Ce projet de loi charge le directeur de l'Institut national des normes et de la technologie (NIST) de créer des lignes directrices et des spécifications techniques volontaires pour les assurances "internes" et "externes" des systèmes d'intelligence artificielle (IA). L'"assurance interne" signifie des évaluations indépendantes effectuées par l'organisation qui a construit ou utilise l'IA, avec des rapports internes pour réduire les conflits d'intérêts. L'"assurance externe" signifie des évaluations indépendantes par un tiers non affilié. Le NIST doit terminer les premières lignes directrices dans un délai d'un an après l'adoption et les examiner au moins tous les deux ans. Les lignes directrices doivent couvrir les mesures de protection de la vie privée des consommateurs, les moyens d'évaluer et de réduire les préjudices, la qualité des ensembles de données, la documentation et la provenance, la gouvernance et les contrôles de processus, ainsi que les méthodes pour protéger les informations sensibles. Les lignes directrices ne doivent pas exiger des technologies ou des produits spécifiques.

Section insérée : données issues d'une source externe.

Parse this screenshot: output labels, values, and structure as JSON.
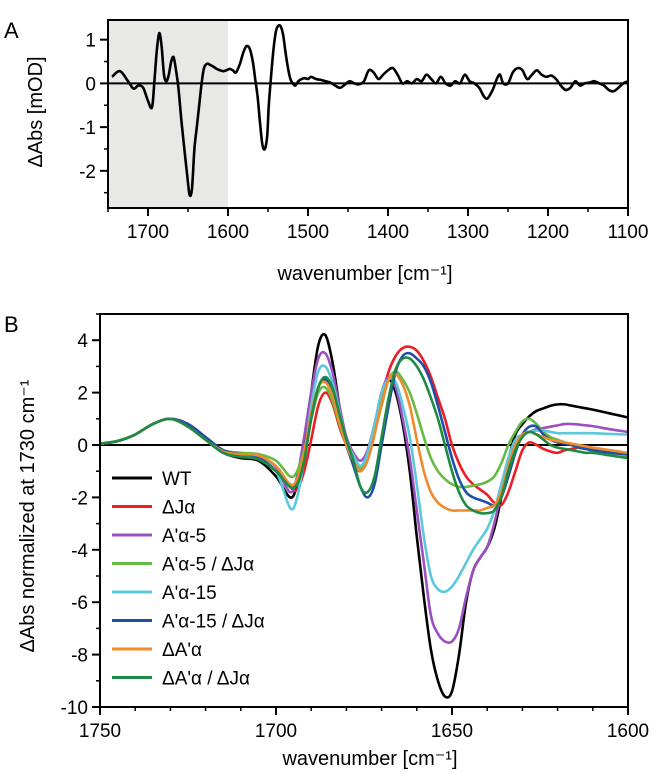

Le secrétaire au Commerce doit mettre en place un Comité consultatif sur les qualifications d'assurance en intelligence artificielle après la publication des lignes directrices par le NIST. Ce comité (jusqu'à 20 membres) comprendra des représentants d'universités, de développeurs et de déployeurs d'IA, d'évaluateurs, de consommateurs, de la santé publique et de la sécurité, de groupes de droits civiques, de groupes d'accréditation, de groupes de main-d'œuvre et de travail, et d'organisations d'assurance à but non lucratif. Le comité doit faire rapport sur les recommandations concernant les qualifications et si les programmes d'accréditation existants peuvent être utilisés, puis mettre fin à ses travaux.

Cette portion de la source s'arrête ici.